Sunday brunch is that magical part of the weekend when those lucky enough to not be working/at church/recovering alcoholics can tie on a socially acceptable buzz. Clearly, the preferred methods of obtaining a brunch buzz are Bloody Marys or Mimosas. We’ve established that there are plenty of places to lay lips on a quality BM, but what about the Mimosa? More often than not, Philly restaurants’ ratio of bubbly-to-OJ is way, way off. It’s disappointing in more ways than just feeling booze-gipped; it’s one of those little things that says a lot about an establishment, like how cheap the proprietor is, or whether they really care about their product. But here’s the thing: We know how much a magnum of J. Roget costs. It’s like $10. Most people don’t mind covering half of the cost of a bottle in one drink, but when it tastes like slightly fizzy orange juice, it’s more like ordering a flute of FU. What do mimosas look like when you mix them at home? A glass of champagne with a splash of OJ. Now, your Bartender’s Bible may tell you otherwise — Wikipedia says 3 parts champagne, 2 parts OJ — but even by that yardstick, the lion’s share of a Mimosa should be… champagne. And that’s exactly what we expect when we order a freakin’ Mimosa.

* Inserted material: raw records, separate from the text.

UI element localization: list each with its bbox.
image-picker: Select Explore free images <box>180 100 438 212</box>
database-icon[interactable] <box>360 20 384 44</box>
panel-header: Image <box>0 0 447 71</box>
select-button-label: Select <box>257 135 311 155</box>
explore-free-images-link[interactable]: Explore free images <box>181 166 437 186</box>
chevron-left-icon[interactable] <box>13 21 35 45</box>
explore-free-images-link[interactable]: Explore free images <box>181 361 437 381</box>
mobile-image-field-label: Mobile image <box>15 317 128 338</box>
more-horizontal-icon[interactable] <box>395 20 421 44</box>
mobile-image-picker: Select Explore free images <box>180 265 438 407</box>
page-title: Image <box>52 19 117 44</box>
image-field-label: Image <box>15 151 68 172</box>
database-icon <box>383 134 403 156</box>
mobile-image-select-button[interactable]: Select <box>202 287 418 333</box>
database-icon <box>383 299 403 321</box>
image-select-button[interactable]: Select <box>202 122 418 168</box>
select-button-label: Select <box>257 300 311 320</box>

Wow, now that that is off of our chest, let’s get educational. The history of the Mimosa is clouded by legend, so we’ll tell you the origin with the most intrigue, be it factual or not. Supposedly, the drink was first mixed in 1921 in England and called the “Buck’s Fizz”, after the bar in which it was first served. The recipe (if you want to call it that) was then stolen by a wily barmaid and taken across borders to France where it was adopted by the Paris Ritz and named the Mimosa.
That being said, there’s a lot of shiesty history surrounding the Mimosa; let’s put an end to it by simply tipping the bubbly for an extra few moments. (Or maybe even throwing a lil’ Gran Marnier into the mix.)

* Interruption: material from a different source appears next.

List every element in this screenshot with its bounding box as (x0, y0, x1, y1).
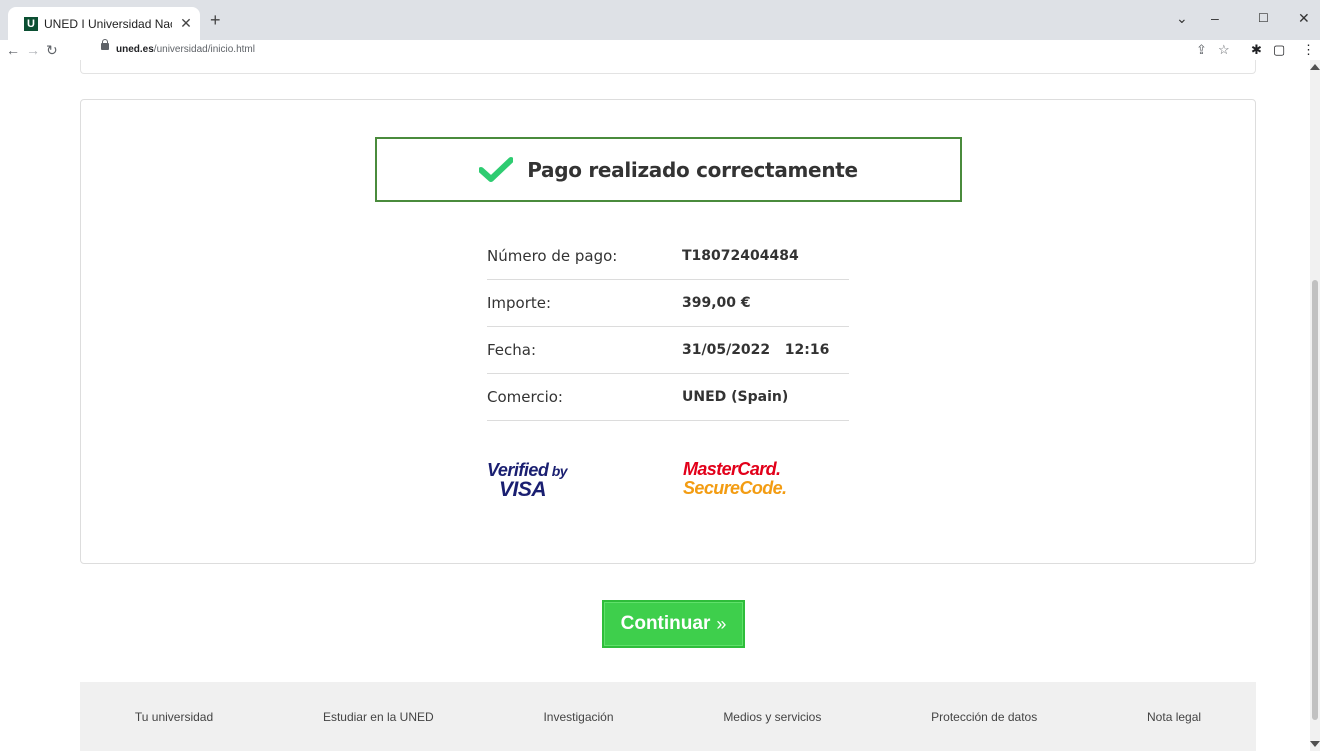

What do you call a Mim made with ruby red grapefruit juice instead of OJ? Does it even have a name?
i kinda like memphis taproom’s witbier mimosa. i’d prefer a regular champagne mimosa, but at least they don’t skimp on the alcohol this way.
i kinda like memphis taproom’s witbier mimosa. i’d prefer a regular champagne mimosa, but at least they don’t skimp on the alcohol this way.